This makes complete sense -
- if everything in the world is explained by supply and demand, and
- if human decision-making is the same for all decisions- you don't have an economic side of the brain and a non-economic side

then this work is a real contribution. But I have my doubts :-)

It's like Gary Becker's theories on the rationality of committing suicide - when your net present discounted value of future experiences is less than zero it's the only rational thing to do.  But - what if rationality is overrated here?

I'm a child of the enlightment - but I don't think it's a sin to float the idea that the brain's hardware doesn't necessarily produce rational outcomes. I'm not suggesting any spooky spirit mechanisms - I'm sort of a Darwinian and think that the brain was optimized for survival. There's certainly overlap in the skills you need to survive and the skills you need to be a rational economic actor but they are not the same.

In some ways I have no doubt that everything *could* be described by supply/demand/rationality/optimization - but to translate the human experience into this limited vocabulary requires some subtlety and skill. And then it's only a model. The model may have its uses but it will have limits too.

My obnoxious take on this sort of thing is that the language of economics provides an alternative way to describe human behavior that gives the illusion of understanding and power. There is *some* understanding there and you can get some limited predictive power for some domains. But knowing the limits of the model is key and I haven't seen much work there (there's the Tverskey and Kahneman tradition - which I liked when I read it many years ago - but from what I've seen they are looking at cognitive limits on what most can agree is 'economic' behavior) What we need here is what distortions happen when you are looking at cognition that involves a lot of personal history, shame, physical excitement, hopes for the future,  &etc. 

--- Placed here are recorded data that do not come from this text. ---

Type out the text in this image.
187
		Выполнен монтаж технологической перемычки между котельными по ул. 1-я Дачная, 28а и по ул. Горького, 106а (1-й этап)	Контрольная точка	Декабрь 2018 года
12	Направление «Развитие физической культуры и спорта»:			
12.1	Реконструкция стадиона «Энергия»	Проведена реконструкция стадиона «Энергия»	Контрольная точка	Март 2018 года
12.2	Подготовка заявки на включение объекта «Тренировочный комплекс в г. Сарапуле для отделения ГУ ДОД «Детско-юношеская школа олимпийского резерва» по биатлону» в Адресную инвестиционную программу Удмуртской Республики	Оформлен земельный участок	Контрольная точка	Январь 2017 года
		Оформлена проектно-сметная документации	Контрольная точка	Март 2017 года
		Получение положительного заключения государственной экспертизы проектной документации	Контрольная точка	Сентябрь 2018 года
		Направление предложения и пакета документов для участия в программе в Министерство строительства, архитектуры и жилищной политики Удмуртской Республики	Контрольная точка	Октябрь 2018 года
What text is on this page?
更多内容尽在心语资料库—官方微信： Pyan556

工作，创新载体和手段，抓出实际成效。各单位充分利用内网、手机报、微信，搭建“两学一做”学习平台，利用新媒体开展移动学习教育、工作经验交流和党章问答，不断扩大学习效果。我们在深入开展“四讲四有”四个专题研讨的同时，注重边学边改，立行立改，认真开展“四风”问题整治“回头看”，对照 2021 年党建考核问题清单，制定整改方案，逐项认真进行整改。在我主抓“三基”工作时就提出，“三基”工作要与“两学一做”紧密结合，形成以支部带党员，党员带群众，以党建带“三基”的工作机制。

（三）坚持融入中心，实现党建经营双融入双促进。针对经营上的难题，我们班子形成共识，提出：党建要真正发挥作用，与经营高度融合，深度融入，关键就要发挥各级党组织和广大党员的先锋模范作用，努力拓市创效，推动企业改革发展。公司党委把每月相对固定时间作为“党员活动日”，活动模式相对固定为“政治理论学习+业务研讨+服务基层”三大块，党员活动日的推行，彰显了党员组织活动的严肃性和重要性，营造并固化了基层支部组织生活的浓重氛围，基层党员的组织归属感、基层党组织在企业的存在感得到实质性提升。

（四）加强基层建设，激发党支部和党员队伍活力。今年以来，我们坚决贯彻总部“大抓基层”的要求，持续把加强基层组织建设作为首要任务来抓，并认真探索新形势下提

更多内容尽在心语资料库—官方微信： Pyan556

As a joke it's like the Godel jotd from the other day - but the problem here is that it's hard to model the system when you're inside of it. Economics fixes that problem by pretending that you're on the outside looking in. And then they forget to laugh at the joke.



On 3/10/06, Biju Chacko <[EMAIL PROTECTED]> wrote:
http://tinyurl.com/rn7x7

The Economics Of Prostitution
Michael Noer, 02.14.06, 12:00 PM ET

Wife or whore?

The choice is that simple. At least according to economists Lena
Edlund and Evelyn Korn, it is.

The two well-respected economists created a minor stir in academic
circles a few years back when they published "A Theory of
Prostitution" in the Journal of Political Economy. The paper was
remarkable not only for being accepted by a major journal but also
because it considered wives and whores as economic "goods" that can be
substituted for each other. Men buy, women sell.